Effects of Groups on the Nucleophilcity of Nitrogen

Question

The reactivity of nitrogen mustards increases with increasing nucleophilicity of the central nitrogen atom. Select the most and least reactive from each of the following groups of nitrogen mustards.

My Attempt

I know that II will be the most reactive since the methyl group will donate electron density to the nitrogen atom due to inductive effects, making it more nucleophilic and hence more reactive.

I also thought that III will be the least reactive since the ester group pulls more electron density away from the nitrogen atom compared to the carbonyl group. I also thought in general that esters are stronger deactivators than carbonyl groups. However the answer is I.

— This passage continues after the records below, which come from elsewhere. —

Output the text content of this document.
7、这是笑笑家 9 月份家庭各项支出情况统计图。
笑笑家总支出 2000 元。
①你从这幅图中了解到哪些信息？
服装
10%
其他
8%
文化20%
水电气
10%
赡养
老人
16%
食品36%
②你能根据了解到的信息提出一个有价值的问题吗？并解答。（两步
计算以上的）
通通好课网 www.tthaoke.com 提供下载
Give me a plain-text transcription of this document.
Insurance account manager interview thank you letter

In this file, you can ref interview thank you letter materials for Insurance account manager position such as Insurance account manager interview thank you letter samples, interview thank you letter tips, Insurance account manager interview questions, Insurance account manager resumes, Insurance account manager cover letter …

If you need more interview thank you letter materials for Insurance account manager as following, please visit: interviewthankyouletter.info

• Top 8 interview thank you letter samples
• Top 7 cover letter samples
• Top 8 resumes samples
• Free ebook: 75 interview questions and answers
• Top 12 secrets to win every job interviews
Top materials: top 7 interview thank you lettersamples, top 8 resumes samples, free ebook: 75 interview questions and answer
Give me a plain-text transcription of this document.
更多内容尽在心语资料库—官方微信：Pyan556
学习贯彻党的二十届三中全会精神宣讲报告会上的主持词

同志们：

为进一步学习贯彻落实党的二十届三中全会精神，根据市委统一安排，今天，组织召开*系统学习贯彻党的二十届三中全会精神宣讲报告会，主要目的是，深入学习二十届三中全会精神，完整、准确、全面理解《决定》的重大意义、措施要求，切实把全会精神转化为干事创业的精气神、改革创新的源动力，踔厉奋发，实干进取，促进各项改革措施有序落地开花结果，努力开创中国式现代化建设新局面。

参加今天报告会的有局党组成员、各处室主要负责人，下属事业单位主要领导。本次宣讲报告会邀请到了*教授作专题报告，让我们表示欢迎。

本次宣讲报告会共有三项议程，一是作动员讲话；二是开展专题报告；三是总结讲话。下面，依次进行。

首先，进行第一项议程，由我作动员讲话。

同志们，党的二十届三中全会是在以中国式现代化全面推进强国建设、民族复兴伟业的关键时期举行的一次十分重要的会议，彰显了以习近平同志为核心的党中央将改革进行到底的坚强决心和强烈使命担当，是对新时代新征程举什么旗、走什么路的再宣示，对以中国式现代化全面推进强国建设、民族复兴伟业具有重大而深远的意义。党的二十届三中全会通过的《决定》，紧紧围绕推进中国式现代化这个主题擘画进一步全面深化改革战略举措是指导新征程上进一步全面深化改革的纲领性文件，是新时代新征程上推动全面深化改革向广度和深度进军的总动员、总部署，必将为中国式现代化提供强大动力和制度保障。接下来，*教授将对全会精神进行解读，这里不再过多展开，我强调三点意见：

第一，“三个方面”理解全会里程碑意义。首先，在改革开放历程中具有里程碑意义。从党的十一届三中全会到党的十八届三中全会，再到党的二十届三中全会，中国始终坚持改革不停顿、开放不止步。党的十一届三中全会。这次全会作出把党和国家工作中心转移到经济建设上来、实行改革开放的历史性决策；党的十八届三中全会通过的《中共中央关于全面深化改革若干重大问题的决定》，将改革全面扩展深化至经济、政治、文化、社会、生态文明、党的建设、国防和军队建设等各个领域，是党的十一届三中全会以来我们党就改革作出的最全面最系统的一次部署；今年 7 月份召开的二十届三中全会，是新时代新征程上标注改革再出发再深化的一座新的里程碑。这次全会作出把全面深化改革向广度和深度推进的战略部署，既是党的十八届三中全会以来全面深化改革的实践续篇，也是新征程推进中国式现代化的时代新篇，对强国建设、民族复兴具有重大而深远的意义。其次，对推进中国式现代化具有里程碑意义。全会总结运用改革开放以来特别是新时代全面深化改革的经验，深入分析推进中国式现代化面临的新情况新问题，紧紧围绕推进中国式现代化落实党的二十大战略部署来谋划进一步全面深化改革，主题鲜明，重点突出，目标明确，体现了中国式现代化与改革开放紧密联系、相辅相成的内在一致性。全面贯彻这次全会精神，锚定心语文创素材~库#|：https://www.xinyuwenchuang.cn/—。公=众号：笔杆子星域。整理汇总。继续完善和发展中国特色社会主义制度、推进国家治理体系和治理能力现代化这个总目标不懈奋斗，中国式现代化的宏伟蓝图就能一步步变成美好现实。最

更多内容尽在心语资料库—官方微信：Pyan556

After searching on the internet, it turns out that esters and carbonyl groups are roughly equally strong deactivators. So how am I suppose to determine which one will be less nucleophilic?

Answer 1

Your analysis of "pulls more electron density away" is a bit too simplistic. Both of them are approximately equally electron-withdrawing via the inductive effect, but in terms of resonance, which is the main factor here, they are quite different.

Compound I is an amide. Amides are non-nucleophilic on nitrogen because the N lone pair is delocalised into the C=O π* orbital. In fact, amides act as nucleophiles via the carbonyl oxygen and not the nitrogen.

In compound III, there is also the same delocalisation, but a way of looking at it is that the other oxygen (on the -OMe group) also wants to donate its lone pair into the C=O π*. In a sense this means that there is some degree of competition between the nitrogen and the oxygen, and the nitrogen lone pair is no longer delocalised to such a great extent.

Formally speaking, I think the best way of putting it is that the HOMO of compound III has a greater coefficient on nitrogen than the HOMO of compound I. You can also draw resonance forms to show that there is a smaller contribution from the resonance form with positively charged nitrogen.